This article is more than 7 years old

Universities don’t need to be eaten up by the Education Department

Jonathan Simons of Policy Exchange argues that universities actually stand to do quite well from their move to the Department for Education - if they play their cards right.
This article is more than 7 years old

Jonathan is a partner and head of education at Public First

Here’s the thing I find irritating about bicycles. They’re neither one thing nor the other. If you let them ride on pavements, they’re a menace to pedestrians because they’re too big, and they dominate the space. Force them to ride on the road, and they suddenly become smaller, at risk from cars. In other words, there’s no good place to put them.

Universities are the bicycles of Whitehall.

For the last nine years, universities have been the biggest fish in a couple of small ponds – firstly under DIUS, and then since 2009 in BIS. During this time, they have undoubtedly thrived in the Whitehall game of power politics, with a succession of junior Ministers and Secretaries of State who (mostly) cared passionately about higher education and defended universities against the marauding Treasury and the poor old runt of the litter that is FE.
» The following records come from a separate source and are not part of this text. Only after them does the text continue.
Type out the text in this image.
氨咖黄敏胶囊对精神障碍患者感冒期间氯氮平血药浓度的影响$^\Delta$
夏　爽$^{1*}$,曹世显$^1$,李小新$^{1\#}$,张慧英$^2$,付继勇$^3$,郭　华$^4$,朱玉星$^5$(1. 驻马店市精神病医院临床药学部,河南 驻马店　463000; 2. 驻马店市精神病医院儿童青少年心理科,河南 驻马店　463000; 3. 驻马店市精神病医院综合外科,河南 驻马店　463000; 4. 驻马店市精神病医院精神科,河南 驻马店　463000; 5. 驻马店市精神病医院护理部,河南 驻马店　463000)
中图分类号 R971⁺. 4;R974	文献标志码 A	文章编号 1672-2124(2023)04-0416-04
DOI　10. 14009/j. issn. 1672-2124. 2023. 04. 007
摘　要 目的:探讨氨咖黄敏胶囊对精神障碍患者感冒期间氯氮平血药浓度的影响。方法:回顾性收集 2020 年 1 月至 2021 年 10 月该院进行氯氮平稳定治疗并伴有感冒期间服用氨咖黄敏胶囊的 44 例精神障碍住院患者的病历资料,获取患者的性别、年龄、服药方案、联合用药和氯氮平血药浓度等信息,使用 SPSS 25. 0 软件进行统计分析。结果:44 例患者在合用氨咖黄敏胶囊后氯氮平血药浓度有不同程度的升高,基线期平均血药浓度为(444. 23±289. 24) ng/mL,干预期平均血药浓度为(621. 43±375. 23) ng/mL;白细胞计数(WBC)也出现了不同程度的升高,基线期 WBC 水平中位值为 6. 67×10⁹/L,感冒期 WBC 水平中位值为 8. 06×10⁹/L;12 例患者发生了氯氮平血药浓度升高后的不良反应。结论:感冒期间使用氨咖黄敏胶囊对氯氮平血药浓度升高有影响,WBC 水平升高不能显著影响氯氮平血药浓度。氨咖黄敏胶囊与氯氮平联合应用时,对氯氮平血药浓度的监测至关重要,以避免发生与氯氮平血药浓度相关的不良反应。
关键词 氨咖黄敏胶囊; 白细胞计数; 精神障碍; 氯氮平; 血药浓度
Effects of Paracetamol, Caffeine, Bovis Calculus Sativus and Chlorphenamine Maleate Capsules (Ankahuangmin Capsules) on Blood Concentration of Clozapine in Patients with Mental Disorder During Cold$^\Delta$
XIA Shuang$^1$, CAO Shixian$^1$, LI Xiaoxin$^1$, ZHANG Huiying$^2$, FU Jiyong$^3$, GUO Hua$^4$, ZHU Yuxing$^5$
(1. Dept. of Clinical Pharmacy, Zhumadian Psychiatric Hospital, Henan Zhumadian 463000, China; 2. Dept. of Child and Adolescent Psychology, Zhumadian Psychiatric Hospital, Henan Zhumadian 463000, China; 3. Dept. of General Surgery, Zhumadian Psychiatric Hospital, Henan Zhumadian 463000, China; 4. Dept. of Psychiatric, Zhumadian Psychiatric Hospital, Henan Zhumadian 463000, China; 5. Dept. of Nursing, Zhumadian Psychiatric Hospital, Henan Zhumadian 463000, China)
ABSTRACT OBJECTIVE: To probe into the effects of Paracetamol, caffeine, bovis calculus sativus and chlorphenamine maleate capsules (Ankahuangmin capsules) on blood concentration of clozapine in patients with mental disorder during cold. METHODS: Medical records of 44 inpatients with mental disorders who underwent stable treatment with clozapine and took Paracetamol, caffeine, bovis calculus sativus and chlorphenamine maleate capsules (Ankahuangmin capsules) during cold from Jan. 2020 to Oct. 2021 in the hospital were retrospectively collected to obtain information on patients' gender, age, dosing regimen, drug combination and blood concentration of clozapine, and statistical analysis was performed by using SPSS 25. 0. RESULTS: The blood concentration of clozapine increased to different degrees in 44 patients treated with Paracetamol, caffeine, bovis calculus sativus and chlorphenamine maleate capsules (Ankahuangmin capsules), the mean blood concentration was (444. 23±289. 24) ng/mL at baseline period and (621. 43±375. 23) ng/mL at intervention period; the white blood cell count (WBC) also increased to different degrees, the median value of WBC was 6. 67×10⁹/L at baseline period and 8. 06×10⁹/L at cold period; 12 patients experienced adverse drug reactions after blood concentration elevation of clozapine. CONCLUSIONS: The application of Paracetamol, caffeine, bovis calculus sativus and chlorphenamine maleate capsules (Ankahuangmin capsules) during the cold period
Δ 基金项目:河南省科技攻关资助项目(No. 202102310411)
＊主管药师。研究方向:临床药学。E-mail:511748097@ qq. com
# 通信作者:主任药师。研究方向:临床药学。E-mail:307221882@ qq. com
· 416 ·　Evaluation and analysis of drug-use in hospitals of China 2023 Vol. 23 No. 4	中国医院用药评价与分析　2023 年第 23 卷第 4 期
But as of today, they will return to their previous home of the Department for Education. One of the most fervently pro-EU parts of government and society more generally, cast into another organisational shuffle in order to facilitate, amongst other things, the creation of two Brexit departments. Oh, the irony.

No reshuffle conversation has been complete in the last six years or so without some idle speculation as to whether such a move would happen. Several people, including me, have been burnt on this before – confidently predicting in both 2010 and 2015 that the move of universities back to DfE would take place. Irony number 2, I don’t think anyone especially saw this move happening today.

The advantages and disadvantages of the move have been extensively covered elsewhere on Wonkhe. The biggest disadvantage relates to this bicycle syndrome – that universities now risk being booted off the pavement and crushed under the cars of schools policy. As Wes Streeting MP pointed out today, the previous big argument in favour of a merger, which is that universities would benefit from school underspending, now looks to be reversed.

I wanted, however, to make two arguments in favour of the move, purely from a Whitehall perspective. The first is, that despite the best efforts of some policymakers to require universities to give up a little cash in the service of broader public policy, it’s actually very difficult to do. Only about a third of a typical HEIs income comes from the state, in a way that is addressable by deficit hawks or would-be redistributors – about £5bn from funding body grants and about the same again from research councils. The rest comes from tuition fees, and other income including from endowments, commercial contracts, philanthropy, and the like.

In public finance terms, this is non-cashable – i.e., you can’t (without changing the law) take this away from universities and reallocate it to schools, or FE, or childcare, or anything else. That’s still £10bn available for picking at (and DfE certainly will in some areas). But wider political pressures to keep that money in HE, which covers the science ring-fence, top ups for expensive subjects and the like, means in practice the vast bulk of that is also untouchable So there shouldn’t be any real financial worry for universities on that score.

The second argument is that making big departments work for the disparate areas they represent depends less on the pure political power of each sub-sector (though that does matter too – ask anyone who has worked in early years or youth policy in DfE the last six years) and more about the way in which the department is set up internally.

If a junior minister is powerful, the sector they represent will do well. So a lot depends on whether Jo Johnson moves across. Nick Boles, of course, has gone, so FE will have a new junior minister. It’s probable that at least one of the two schools junior ministers (one of whom, Sam Gyimah, also covers childcare) will also go. And Justine Greening is a new SoS with no experience in education – schools, or HE. That means universities potentially start from a strong position at ministerial level (and of course, they will have the first Bill coming out of the new Department, which means they will have the immediate focus of the Secretary of State).

Similarly, the DfE Permanent Secretary is new, one of the two Schools Directors-General has just departed for the Cabinet Office, and the hugely influential (and schools centric) Director of Strategy has been dragooned into the new Brexit Department. Again, depending on who moves from BIS to DfE at a senior official level, this could mean that universities have some experienced and senior advocates inside the department from day one.

There are, according to Katie Melua, 9 million bicycles in Beijing. There are 23,000 schools, and only 106 universities in England. But although universities are now riding on the road, they’re looking pretty steady from the start.